Urban morphology has an important impact on the outdoor thermal environment; studying the temporal and spatial distribution characteristics of air temperature and its relationship with urban morphology is the prerequisite for improving the outdoor thermal environment in the urban sectors. In July 2016, the study selected five sectors (C1 is a commercial sector, I1 is an industry sector, and R1-R3 are three residential sectors respectively) in the urban area of Wuhan to carry out the mobile measurement, and used ArcGIS tools to visualize the temporal and spatial distribution of air temperature, and then analyzed the correlation between air temperature and four indicators of urban morphology of the five sectors: building density(BD), vegetation coverage(VC), floor area ratio(FAR) and sky view fraction(SVF). The results suggested that: (1) In general, building density and floor area ratio are positively correlated with air temperature, while vegetation coverage and sky view fraction are negatively correlated with air temperature. (2) In the morning and evening hours, the maximum values of the average air temperature appear in the C1 (31.8 °C in the morning) and R1 (36.8 °C in the evening), which have the largest building density (56.4%) and the highest floor area ratio (4.87), respectively. While the lowest average temperature (27 °C in the morning, 31.5 °C in the evening) occurs in the R3 (a water-front residential sector) with a large lake surface and the lowest building density. In the afternoon, the highest air temperature (41.5 °C) and the maximum temperature difference (4.2 °C) both appear in the R3 sector which has a complex urban morphology, with large area lakes, high-density built-up areas and elevated road. (3) The water body has a significant cooling effect on the air temperature. In the R3 sector, the air temperature near the side of the water body is about 4.8 °C higher than the air temperature far from the side of the water body. (4) The relationship between floor area ratio, building density, sky view fraction and air temperature may not be a simple linear correlation, but there is a certain threshold. When they are greater than this threshold, the relationship between those indicators and air temperature will show an opposite trend. Since this phenomenon only occurs in some sectors, more data is needed to verify it.

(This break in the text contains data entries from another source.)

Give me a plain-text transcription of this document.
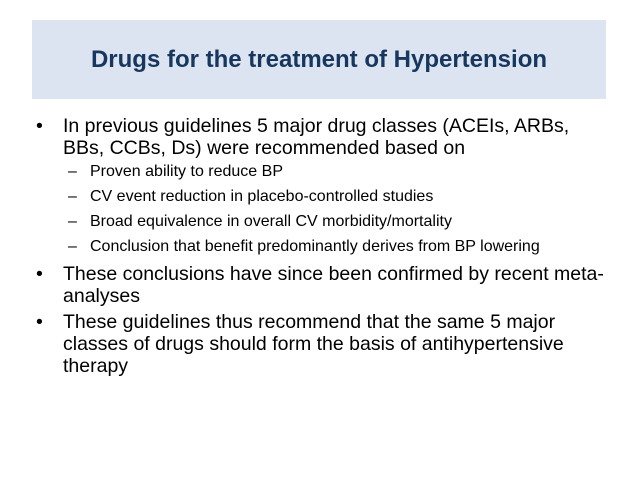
Drugs for the treatment of Hypertension
• In previous guidelines 5 major drug classes (ACEIs, ARBs, BBs, CCBs, Ds) were recommended based on
– Proven ability to reduce BP
– CV event reduction in placebo-controlled studies
– Broad equivalence in overall CV morbidity/mortality
– Conclusion that benefit predominantly derives from BP lowering
• These conclusions have since been confirmed by recent meta-analyses
• These guidelines thus recommend that the same 5 major classes of drugs should form the basis of antihypertensive therapy
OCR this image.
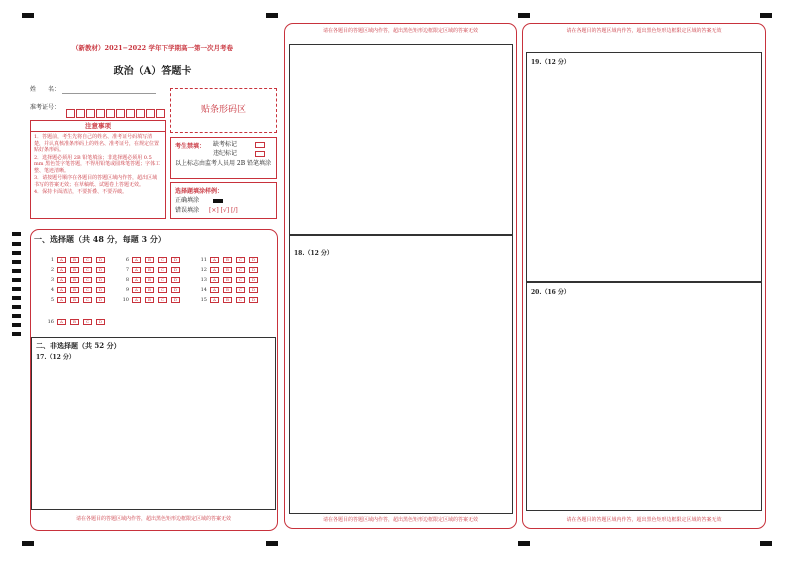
（新教材）2021−2022 学年下学期高一第一次月考卷
政治（A）答题卡
姓　　名：
准考证号：	贴条形码区
注意事项
1．答题前，考生先将自己的姓名、准考证号码填写清楚，并认真核准条形码上的姓名、准考证号，在规定位置贴好条形码。
2．选择题必须用 2B 铅笔填涂；非选择题必须用 0.5 mm 黑色签字笔答题，不得用铅笔或圆珠笔答题；字体工整、笔迹清晰。
3．请按题号顺序在各题目的答题区域内作答，超出区域书写的答案无效；在草稿纸、试题卷上答题无效。
4．保持卡面清洁，不要折叠、不要弄破。
考生禁填： 缺考标记
违纪标记
以上标志由监考人员用 2B 铅笔填涂
选择题填涂样例：
正确填涂
错误填涂 [×] [√] [/]
一、选择题（共 48 分，每题 3 分）
1 A	B	C D
2 A	B	C D
3 A	B	C D
4 A	B	C D
5 A	B	C D
6 A	B	C D
7 A	B	C D
8 A	B	C D
9 A	B	C D
10 A	B	C D
11 A	B	C D
12 A	B	C D
13 A	B	C D
14 A	B	C D
15 A	B	C D
16 A	B	C D
二、非选择题（共 52 分）
17.（12 分）
请在各题目的答题区域内作答，超出黑色矩形边框限定区域的答案无效
请在各题目的答题区域内作答，超出黑色矩形边框限定区域的答案无效
18.（12 分）
请在各题目的答题区域内作答，超出黑色矩形边框限定区域的答案无效
请在各题目的答题区域内作答，超出黑色矩形边框限定区域的答案无效
19.（12 分）
20.（16 分）
请在各题目的答题区域内作答，超出黑色矩形边框限定区域的答案无效
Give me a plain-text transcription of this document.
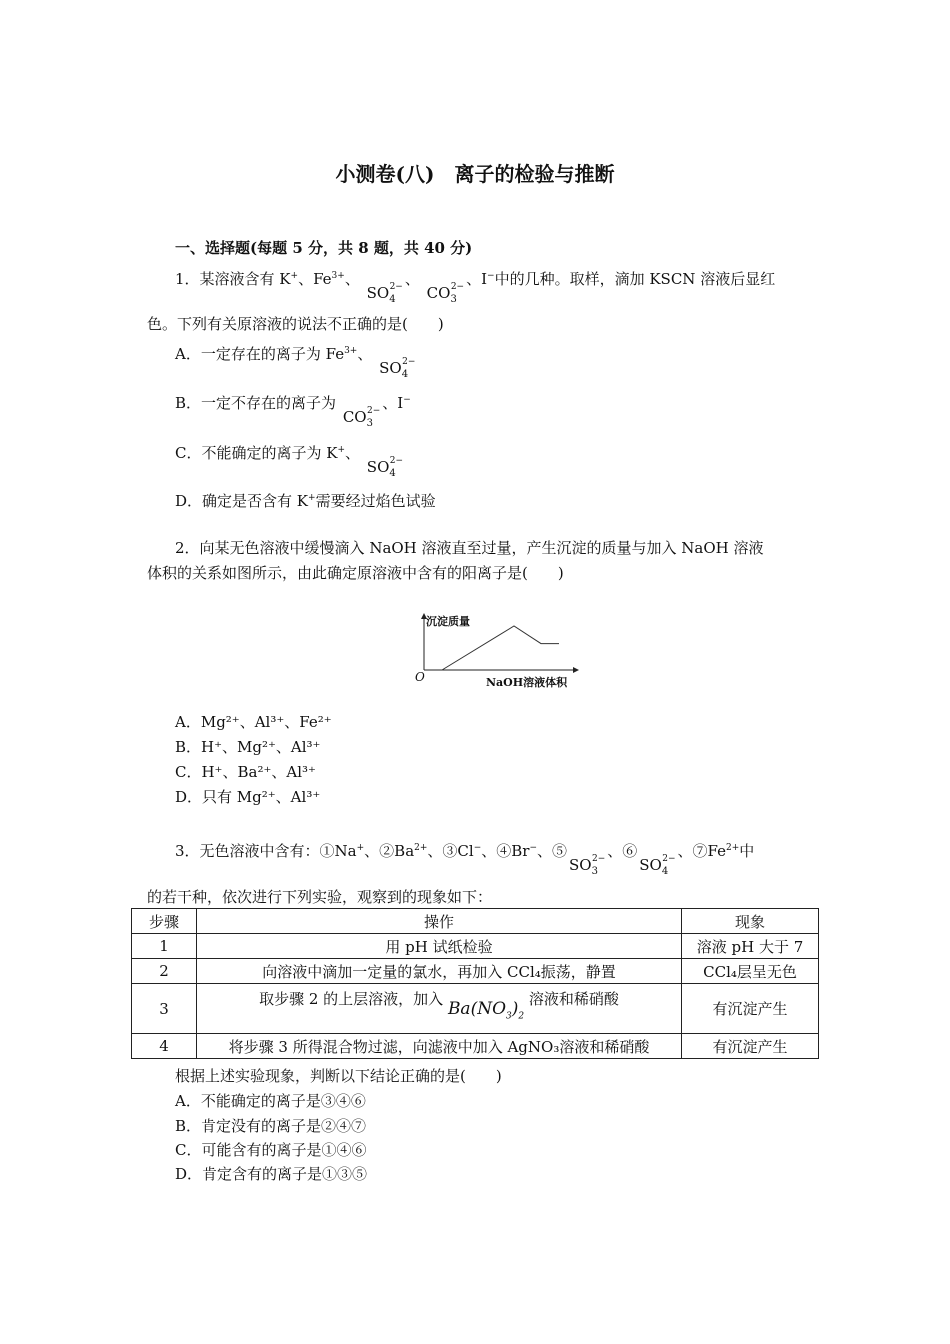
小测卷(八)　离子的检验与推断
一、选择题(每题 5 分，共 8 题，共 40 分)
1．某溶液含有 K+、$Fe^{3+}$、 $SO_4^{2-}$ 、 $CO_3^{2-}$ 、I−中的几种。取样，滴加 KSCN 溶液后显红
色。下列有关原溶液的说法不正确的是(　　)
A．一定存在的离子为 $Fe^{3+}$、 $SO_4^{2-}$
B．一定不存在的离子为 $CO_3^{2-}$ 、I−
C．不能确定的离子为 K+、 $SO_4^{2-}$
D．确定是否含有 K+需要经过焰色试验
2．向某无色溶液中缓慢滴入 NaOH 溶液直至过量，产生沉淀的质量与加入 NaOH 溶液
体积的关系如图所示，由此确定原溶液中含有的阳离子是(　　)
沉淀质量
O	NaOH溶液体积
A．Mg²⁺、Al³⁺、Fe²⁺
B．H⁺、Mg²⁺、Al³⁺
C．H⁺、Ba²⁺、Al³⁺
D．只有 Mg²⁺、Al³⁺
3．无色溶液中含有：①Na+、$②Ba^{2+}$、③Cl−、④Br−、$⑤SO_3^{2-}$ 、$⑥SO_4^{2-}$ 、$⑦Fe^{2+}$中
的若干种，依次进行下列实验，观察到的现象如下：
步骤	操作	现象
1	用 pH 试纸检验	溶液 pH 大于 7
2	向溶液中滴加一定量的氯水，再加入 CCl₄振荡，静置	CCl₄层呈无色
3	取步骤 2 的上层溶液，加入 $Ba(NO_3)_2$ 溶液和稀硝酸	有沉淀产生
4	将步骤 3 所得混合物过滤，向滤液中加入 AgNO₃溶液和稀硝酸	有沉淀产生
根据上述实验现象，判断以下结论正确的是(　　)
A．不能确定的离子是③④⑥
B．肯定没有的离子是②④⑦
C．可能含有的离子是①④⑥
D．肯定含有的离子是①③⑤
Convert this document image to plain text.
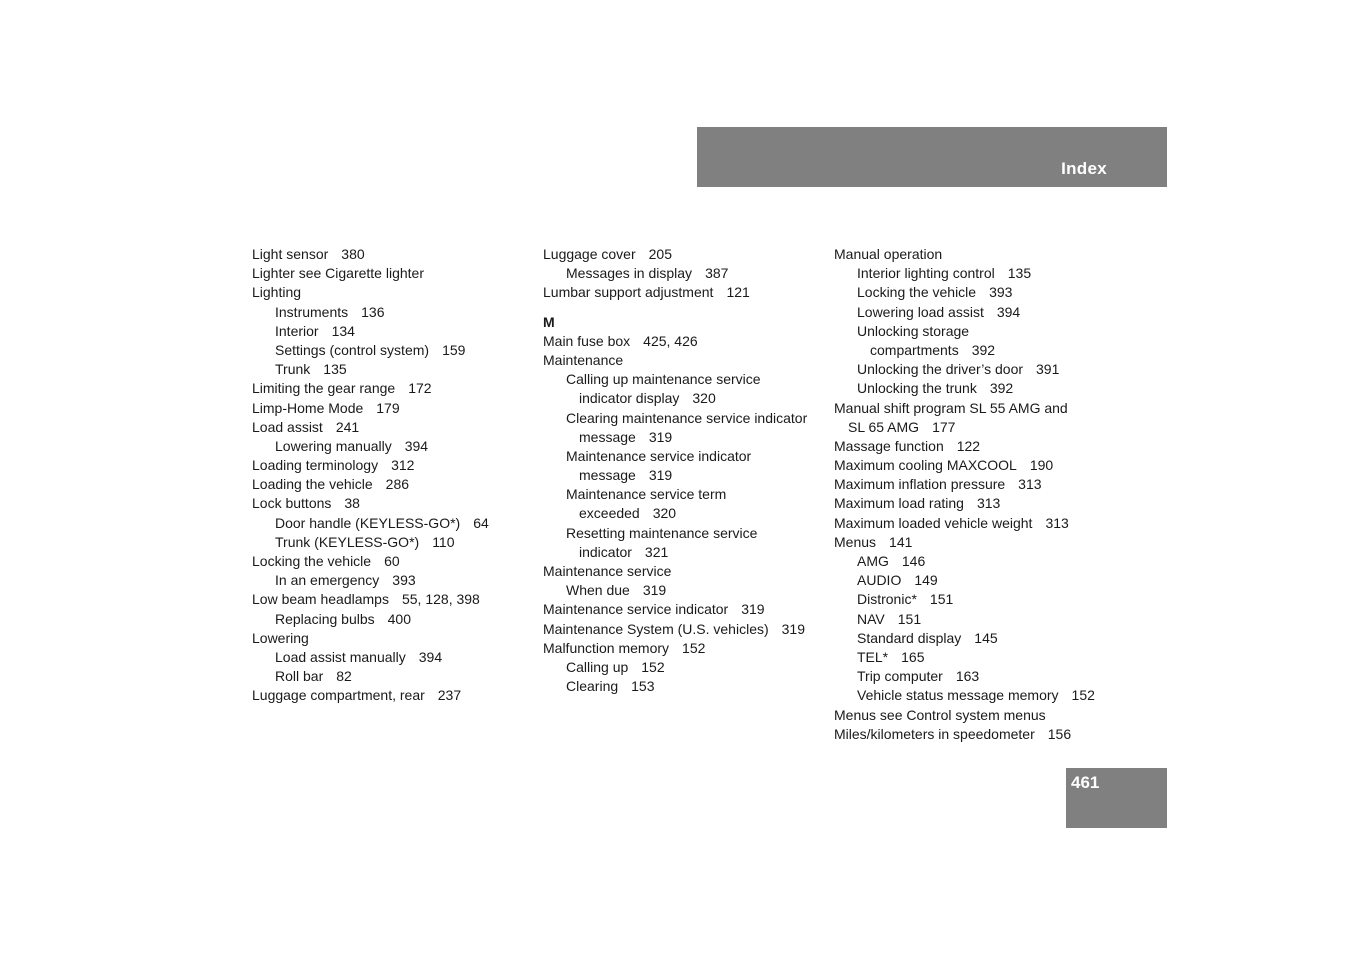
Index
Light sensor 380
Lighter see Cigarette lighter
Lighting
Instruments 136
Interior 134
Settings (control system) 159
Trunk 135
Limiting the gear range 172
Limp-Home Mode 179
Load assist 241
Lowering manually 394
Loading terminology 312
Loading the vehicle 286
Lock buttons 38
Door handle (KEYLESS-GO*) 64
Trunk (KEYLESS-GO*) 110
Locking the vehicle 60
In an emergency 393
Low beam headlamps 55, 128, 398
Replacing bulbs 400
Lowering
Load assist manually 394
Roll bar 82
Luggage compartment, rear 237
Luggage cover 205
Messages in display 387
Lumbar support adjustment 121
M
Main fuse box 425, 426
Maintenance
Calling up maintenance service
indicator display 320
Clearing maintenance service indicator
message 319
Maintenance service indicator
message 319
Maintenance service term
exceeded 320
Resetting maintenance service
indicator 321
Maintenance service
When due 319
Maintenance service indicator 319
Maintenance System (U.S. vehicles) 319
Malfunction memory 152
Calling up 152
Clearing 153
Manual operation
Interior lighting control 135
Locking the vehicle 393
Lowering load assist 394
Unlocking storage
compartments 392
Unlocking the driver’s door 391
Unlocking the trunk 392
Manual shift program SL 55 AMG and
SL 65 AMG 177
Massage function 122
Maximum cooling MAXCOOL 190
Maximum inflation pressure 313
Maximum load rating 313
Maximum loaded vehicle weight 313
Menus 141
AMG 146
AUDIO 149
Distronic* 151
NAV 151
Standard display 145
TEL* 165
Trip computer 163
Vehicle status message memory 152
Menus see Control system menus
Miles/kilometers in speedometer 156
461
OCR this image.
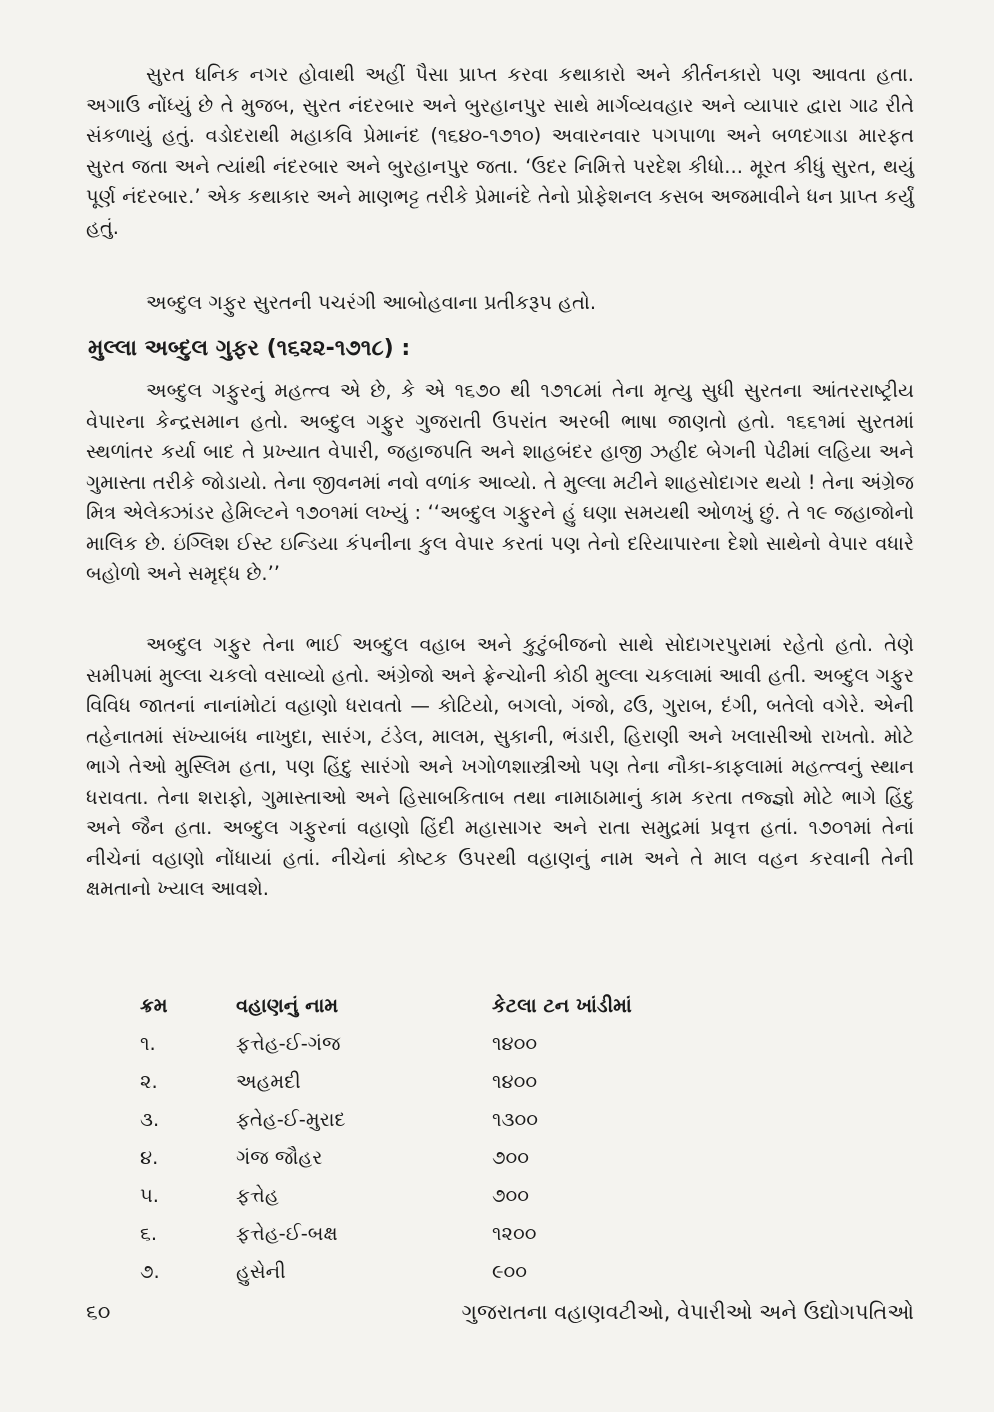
સુરત ધનિક નગર હોવાથી અહીં પૈસા પ્રાપ્ત કરવા કથાકારો અને કીર્તનકારો પણ આવતા હતા. અગાઉ નોંધ્યું છે તે મુજબ, સુરત નંદરબાર અને બુરહાનપુર સાથે માર્ગવ્યવહાર અને વ્યાપાર દ્વારા ગાઢ રીતે સંકળાયું હતું. વડોદરાથી મહાકવિ પ્રેમાનંદ (૧૬૪૦-૧૭૧૦) અવારનવાર પગપાળા અને બળદગાડા મારફત સુરત જતા અને ત્યાંથી નંદરબાર અને બુરહાનપુર જતા. ‘ઉદર નિમિત્તે પરદેશ કીધો... મૂરત કીધું સુરત, થયું પૂર્ણ નંદરબાર.’ એક કથાકાર અને માણભટ્ટ તરીકે પ્રેમાનંદે તેનો પ્રોફેશનલ કસબ અજમાવીને ધન પ્રાપ્ત કર્યું હતું.

અબ્દુલ ગફુર સુરતની પચરંગી આબોહવાના પ્રતીકરૂપ હતો.

મુલ્લા અબ્દુલ ગુફર (૧૬૨૨-૧૭૧૮) :

અબ્દુલ ગફુરનું મહત્ત્વ એ છે, કે એ ૧૬૭૦ થી ૧૭૧૮માં તેના મૃત્યુ સુધી સુરતના આંતરરાષ્ટ્રીય વેપારના કેન્દ્રસમાન હતો. અબ્દુલ ગફુર ગુજરાતી ઉપરાંત અરબી ભાષા જાણતો હતો. ૧૬૬૧માં સુરતમાં સ્થળાંતર કર્યા બાદ તે પ્રખ્યાત વેપારી, જહાજપતિ અને શાહબંદર હાજી ઝહીદ બેગની પેઢીમાં લહિયા અને ગુમાસ્તા તરીકે જોડાયો. તેના જીવનમાં નવો વળાંક આવ્યો. તે મુલ્લા મટીને શાહસોદાગર થયો ! તેના અંગ્રેજ મિત્ર એલેક્ઝાંડર હેમિલ્ટને ૧૭૦૧માં લખ્યું : ‘‘અબ્દુલ ગફુરને હું ઘણા સમયથી ઓળખું છું. તે ૧૯ જહાજોનો માલિક છે. ઇંગ્લિશ ઈસ્ટ ઇન્ડિયા કંપનીના કુલ વેપાર કરતાં પણ તેનો દરિયાપારના દેશો સાથેનો વેપાર વધારે બહોળો અને સમૃદ્ધ છે.’’

અબ્દુલ ગફુર તેના ભાઈ અબ્દુલ વહાબ અને કુટુંબીજનો સાથે સોદાગરપુરામાં રહેતો હતો. તેણે સમીપમાં મુલ્લા ચકલો વસાવ્યો હતો. અંગ્રેજો અને ફ્રેન્ચોની કોઠી મુલ્લા ચકલામાં આવી હતી. અબ્દુલ ગફુર વિવિધ જાતનાં નાનાંમોટાં વહાણો ધરાવતો — કોટિયો, બગલો, ગંજો, ઢઉ, ગુરાબ, દંગી, બતેલો વગેરે. એની તહેનાતમાં સંખ્યાબંધ નાખુદા, સારંગ, ટંડેલ, માલમ, સુકાની, ભંડારી, હિરાણી અને ખલાસીઓ રાખતો. મોટે ભાગે તેઓ મુસ્લિમ હતા, પણ હિંદુ સારંગો અને ખગોળશાસ્ત્રીઓ પણ તેના નૌકા-કાફલામાં મહત્ત્વનું સ્થાન ધરાવતા. તેના શરાફો, ગુમાસ્તાઓ અને હિસાબકિતાબ તથા નામાઠામાનું કામ કરતા તજ્જ્ઞો મોટે ભાગે હિંદુ અને જૈન હતા. અબ્દુલ ગફુરનાં વહાણો હિંદી મહાસાગર અને રાતા સમુદ્રમાં પ્રવૃત્ત હતાં. ૧૭૦૧માં તેનાં નીચેનાં વહાણો નોંધાયાં હતાં. નીચેનાં કોષ્ટક ઉપરથી વહાણનું નામ અને તે માલ વહન કરવાની તેની ક્ષમતાનો ખ્યાલ આવશે.

ક્રમ	વહાણનું નામ	કેટલા ટન ખાંડીમાં
૧.	ફત્તેહ-ઈ-ગંજ	૧૪૦૦
૨.	અહમદી	૧૪૦૦
૩.	ફતેહ-ઈ-મુરાદ	૧૩૦૦
૪.	ગંજ જૌહર	૭૦૦
૫.	ફત્તેહ	૭૦૦
૬.	ફત્તેહ-ઈ-બક્ષ	૧૨૦૦
૭.	હુસેની	૯૦૦
૬૦	ગુજરાતના વહાણવટીઓ, વેપારીઓ અને ઉદ્યોગપતિઓ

城市形态对室外热环境有重要影响。研究气温的时空分布特征及其与城市形态的关系，是改善城市室外热环境的前提。2016年7月，研究选择了武汉市区的五个部门（C1为商业部门，I1为工业部门，R1-R3分别为三个居民部门）进行移动测量，并使用ArcGIS工具进行了测量。可视化气温的时空分布，然后分析气温与五个部门的城市形态四个指标之间的相关性：建筑密度（BD），植被覆盖率（VC），建筑面积比（FAR）和天空视图分数（SVF）。结果表明：（1）一般而言，建筑密度和建筑面积比与气温呈正相关，而植被覆盖率和天空视野分数与气温呈负相关。（2）在早晨和傍晚，平均空气温度的最大值出现在建筑物密度最大的C1（早晨31.8°C）和R1（晚上36.8°C）中（56.4％）。 ）和最高建筑面积比（4.87）。最低平均温度（早晨27°C，晚上31.5°C）出现在R3（滨水住宅区）中，湖面很大，建筑物密度最低。下午，最高的气温（41.5°C）和最大的温差（4.2°C）都出现在R3区域，该区域的城市形态复杂，湖泊面积大，高密度建筑区和高架道路。（3）水体对气温有明显的冷却作用。在R3区域，靠近水体一侧的空气温度比远离水体一侧的空气温度高4.8°C。（4）容积率，建筑密度，天空视野率与气温之间的关系可能不是简单的线性关系，而是有一定的阈值。当它们大于此阈值时，这些指标与气温之间的关系将显示相反的趋势。由于此现象仅在某些扇区中发生，因此需要更多数据来进行验证。距离水体侧面较远的气温高8°C。（4）容积率，建筑密度，天空视野率与气温之间的关系可能不是简单的线性关系，而是有一定的阈值。当它们大于此阈值时，这些指标与气温之间的关系将显示相反的趋势。由于此现象仅在某些扇区中发生，因此需要更多数据来进行验证。距离水体侧面较远的气温高8°C。（4）容积率，建筑密度，天空视野率与气温之间的关系可能不是简单的线性关系，而是有一定的阈值。当它们大于此阈值时，这些指标与气温之间的关系将显示相反的趋势。由于此现象仅在某些扇区中发生，因此需要更多数据来进行验证。